Retiring Joey Jeremiah in 2006 after reviving the character for five seasons of “Degrassi: The Next Generation,” Pat Mastroianni continues to work as a character actor, and has just began appearing on the autograph show circuit, connecting with “Degrassi” fans from two different generations.

When Degrassi ended in 1992 with the controversial TV film “School’s Out”, Mastroianni put away the fedora and tried to graduate to other roles in film and television, but the shadow of Joey Jeremiah seemed to loom over him, resulting in years of struggle as he tried to break typecasting.  Rejecting his Degrassi fame for years, Joey eventually returned to the role, sans fedora, for a number of seasons of the Degrassi sequel, Degrassi: The Next Generation, where he not only had a chance to continue some of his own story lines, but also interact with the new generation of Degrassi kids in a parental role.  But in 2006, Matroianni finally retired Joey Jeremiah forever to finally focus on the next stage of his career.

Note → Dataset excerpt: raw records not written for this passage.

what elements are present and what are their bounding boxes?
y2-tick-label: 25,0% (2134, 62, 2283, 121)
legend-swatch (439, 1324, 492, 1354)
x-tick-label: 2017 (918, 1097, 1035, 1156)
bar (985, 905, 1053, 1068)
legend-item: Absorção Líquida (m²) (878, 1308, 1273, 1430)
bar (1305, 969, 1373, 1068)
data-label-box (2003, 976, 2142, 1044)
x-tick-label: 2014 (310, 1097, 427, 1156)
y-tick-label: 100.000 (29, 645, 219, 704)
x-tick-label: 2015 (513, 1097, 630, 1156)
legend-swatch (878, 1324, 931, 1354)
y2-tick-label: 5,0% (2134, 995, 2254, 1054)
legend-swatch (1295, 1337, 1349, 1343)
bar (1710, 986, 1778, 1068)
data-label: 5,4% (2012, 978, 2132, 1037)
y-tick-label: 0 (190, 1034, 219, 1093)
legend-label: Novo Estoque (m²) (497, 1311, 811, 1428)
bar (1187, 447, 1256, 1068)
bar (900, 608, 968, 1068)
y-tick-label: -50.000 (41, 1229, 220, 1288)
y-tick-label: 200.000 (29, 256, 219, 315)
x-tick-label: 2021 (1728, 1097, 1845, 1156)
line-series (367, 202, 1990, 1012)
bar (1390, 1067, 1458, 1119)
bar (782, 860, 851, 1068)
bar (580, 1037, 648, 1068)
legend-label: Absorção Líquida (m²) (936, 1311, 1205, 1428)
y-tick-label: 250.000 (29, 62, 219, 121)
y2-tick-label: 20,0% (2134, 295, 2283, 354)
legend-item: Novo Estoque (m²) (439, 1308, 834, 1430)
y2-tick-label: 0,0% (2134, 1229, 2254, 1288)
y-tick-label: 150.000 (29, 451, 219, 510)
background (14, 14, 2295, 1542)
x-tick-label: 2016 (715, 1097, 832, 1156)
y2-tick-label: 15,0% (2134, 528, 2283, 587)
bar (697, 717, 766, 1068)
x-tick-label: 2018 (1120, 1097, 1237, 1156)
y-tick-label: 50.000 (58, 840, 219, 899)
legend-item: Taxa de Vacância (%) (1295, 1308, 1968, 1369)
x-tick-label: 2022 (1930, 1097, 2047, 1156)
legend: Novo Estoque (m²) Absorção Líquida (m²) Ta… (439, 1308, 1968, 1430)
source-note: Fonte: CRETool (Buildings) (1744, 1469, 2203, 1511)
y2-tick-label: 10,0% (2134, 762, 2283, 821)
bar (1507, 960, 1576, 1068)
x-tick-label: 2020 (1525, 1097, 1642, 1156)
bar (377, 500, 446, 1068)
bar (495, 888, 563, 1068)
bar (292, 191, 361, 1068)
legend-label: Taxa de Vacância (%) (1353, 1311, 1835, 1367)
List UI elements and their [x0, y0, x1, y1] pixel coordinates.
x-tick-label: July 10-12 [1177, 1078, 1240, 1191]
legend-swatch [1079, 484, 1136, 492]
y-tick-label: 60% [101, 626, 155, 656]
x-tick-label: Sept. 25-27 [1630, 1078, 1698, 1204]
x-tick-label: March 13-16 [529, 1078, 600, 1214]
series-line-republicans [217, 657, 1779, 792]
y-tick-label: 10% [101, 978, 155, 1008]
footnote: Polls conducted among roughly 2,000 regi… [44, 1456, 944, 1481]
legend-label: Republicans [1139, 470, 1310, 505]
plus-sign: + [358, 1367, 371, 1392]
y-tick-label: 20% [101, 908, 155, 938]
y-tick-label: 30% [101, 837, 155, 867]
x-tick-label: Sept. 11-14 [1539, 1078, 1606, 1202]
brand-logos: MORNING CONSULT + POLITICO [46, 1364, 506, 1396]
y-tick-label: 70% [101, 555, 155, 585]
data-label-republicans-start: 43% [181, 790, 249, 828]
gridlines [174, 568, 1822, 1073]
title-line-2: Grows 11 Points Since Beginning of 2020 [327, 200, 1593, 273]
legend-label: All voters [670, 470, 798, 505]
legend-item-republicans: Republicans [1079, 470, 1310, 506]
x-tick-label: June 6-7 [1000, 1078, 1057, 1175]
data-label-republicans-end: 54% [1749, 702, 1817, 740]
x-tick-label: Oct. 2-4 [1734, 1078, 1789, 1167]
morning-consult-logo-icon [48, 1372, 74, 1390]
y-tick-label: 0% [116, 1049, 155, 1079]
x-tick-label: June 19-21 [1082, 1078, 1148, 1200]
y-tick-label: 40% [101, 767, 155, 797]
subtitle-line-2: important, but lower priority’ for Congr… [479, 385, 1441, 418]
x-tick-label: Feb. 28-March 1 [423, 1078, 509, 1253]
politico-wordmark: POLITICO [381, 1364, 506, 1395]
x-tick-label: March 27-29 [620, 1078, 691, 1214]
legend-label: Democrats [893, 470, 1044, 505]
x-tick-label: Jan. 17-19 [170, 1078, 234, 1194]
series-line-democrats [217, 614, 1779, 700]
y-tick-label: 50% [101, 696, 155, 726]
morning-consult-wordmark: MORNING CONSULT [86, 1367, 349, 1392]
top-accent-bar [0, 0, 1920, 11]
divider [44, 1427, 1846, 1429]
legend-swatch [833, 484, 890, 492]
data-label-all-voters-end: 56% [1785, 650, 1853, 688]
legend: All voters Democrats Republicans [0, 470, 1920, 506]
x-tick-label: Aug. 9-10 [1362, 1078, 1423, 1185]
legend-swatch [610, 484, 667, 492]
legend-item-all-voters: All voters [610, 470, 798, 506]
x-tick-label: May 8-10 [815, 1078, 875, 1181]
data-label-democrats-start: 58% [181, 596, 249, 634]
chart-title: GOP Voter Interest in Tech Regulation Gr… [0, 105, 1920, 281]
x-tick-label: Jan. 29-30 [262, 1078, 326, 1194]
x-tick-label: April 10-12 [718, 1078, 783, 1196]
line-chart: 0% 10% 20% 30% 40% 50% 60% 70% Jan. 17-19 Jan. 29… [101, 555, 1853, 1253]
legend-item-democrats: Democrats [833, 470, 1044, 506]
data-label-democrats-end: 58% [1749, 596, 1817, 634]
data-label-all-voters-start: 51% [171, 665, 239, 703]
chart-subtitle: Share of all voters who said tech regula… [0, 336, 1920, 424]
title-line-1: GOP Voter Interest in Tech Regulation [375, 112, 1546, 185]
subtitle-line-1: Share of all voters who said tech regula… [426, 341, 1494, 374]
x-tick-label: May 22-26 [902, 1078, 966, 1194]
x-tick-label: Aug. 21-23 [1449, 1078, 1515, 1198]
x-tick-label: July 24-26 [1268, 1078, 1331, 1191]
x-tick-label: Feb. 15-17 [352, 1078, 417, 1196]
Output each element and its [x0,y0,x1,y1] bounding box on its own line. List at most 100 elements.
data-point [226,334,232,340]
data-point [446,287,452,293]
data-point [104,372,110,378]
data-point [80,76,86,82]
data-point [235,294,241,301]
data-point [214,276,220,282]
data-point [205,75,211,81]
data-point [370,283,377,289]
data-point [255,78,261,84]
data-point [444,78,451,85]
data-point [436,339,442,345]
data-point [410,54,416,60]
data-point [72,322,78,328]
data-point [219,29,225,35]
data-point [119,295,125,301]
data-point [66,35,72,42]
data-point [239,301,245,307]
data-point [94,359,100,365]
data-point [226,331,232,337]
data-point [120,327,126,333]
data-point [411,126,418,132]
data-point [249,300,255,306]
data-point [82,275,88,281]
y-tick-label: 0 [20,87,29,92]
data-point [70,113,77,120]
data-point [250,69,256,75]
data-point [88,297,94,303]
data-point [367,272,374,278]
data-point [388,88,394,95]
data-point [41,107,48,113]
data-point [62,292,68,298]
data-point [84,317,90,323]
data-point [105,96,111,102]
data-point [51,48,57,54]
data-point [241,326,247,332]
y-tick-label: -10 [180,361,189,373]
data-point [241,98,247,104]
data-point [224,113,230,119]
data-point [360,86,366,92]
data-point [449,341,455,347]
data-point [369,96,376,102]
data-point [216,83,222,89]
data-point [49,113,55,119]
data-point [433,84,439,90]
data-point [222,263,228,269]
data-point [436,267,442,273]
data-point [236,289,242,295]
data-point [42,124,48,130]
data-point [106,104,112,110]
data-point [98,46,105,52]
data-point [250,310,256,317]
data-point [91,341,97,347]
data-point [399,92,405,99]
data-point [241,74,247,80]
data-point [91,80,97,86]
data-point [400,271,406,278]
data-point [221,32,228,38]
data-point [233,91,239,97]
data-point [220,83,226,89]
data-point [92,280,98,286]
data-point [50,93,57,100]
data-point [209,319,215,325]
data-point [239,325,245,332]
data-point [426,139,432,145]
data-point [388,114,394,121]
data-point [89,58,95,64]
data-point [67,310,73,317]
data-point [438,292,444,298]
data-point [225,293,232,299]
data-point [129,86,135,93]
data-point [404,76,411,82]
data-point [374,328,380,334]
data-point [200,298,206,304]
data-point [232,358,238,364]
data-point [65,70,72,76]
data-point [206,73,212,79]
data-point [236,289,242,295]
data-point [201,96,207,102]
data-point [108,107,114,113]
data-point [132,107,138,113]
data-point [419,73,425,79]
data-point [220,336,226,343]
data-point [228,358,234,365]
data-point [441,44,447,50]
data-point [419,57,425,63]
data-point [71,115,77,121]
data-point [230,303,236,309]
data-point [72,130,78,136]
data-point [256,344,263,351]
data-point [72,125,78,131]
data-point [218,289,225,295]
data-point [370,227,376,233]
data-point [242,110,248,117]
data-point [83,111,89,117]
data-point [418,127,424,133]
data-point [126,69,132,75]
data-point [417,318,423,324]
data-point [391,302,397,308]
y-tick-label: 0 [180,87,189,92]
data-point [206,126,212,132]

In recent years, Pat Mastroinni has successfully broken away from the hold of Joey Jeremiah and has been seen on episodes of Rookie Blue, Saving Hope, The Listener, Cracked and Bitten; appeared in the direct to DVD, High School Musical sequel Sharpay’s Fabulous Adventure featuring Ashley Tisdale, and is featured in the holiday film, A Very Larry Christmas.  Furthermore, in 2013, Mastroianni began making public appearances for the first time since his earliest days as Joey Jeremiah at Canadian comic book conventions.  Learning that he would be making an appearance at the Hammer Town Comic Convention in Hamilton, Ontario, I put on my fedora and made the three hour journey to meet one of my childhood icons, and to personally thank him for introducing me to the fedora.  One of the pop culture icons I have wanted to interview for years, meeting Pat Mastrionni was easily one of the most epic celebrity encounters of my entire career.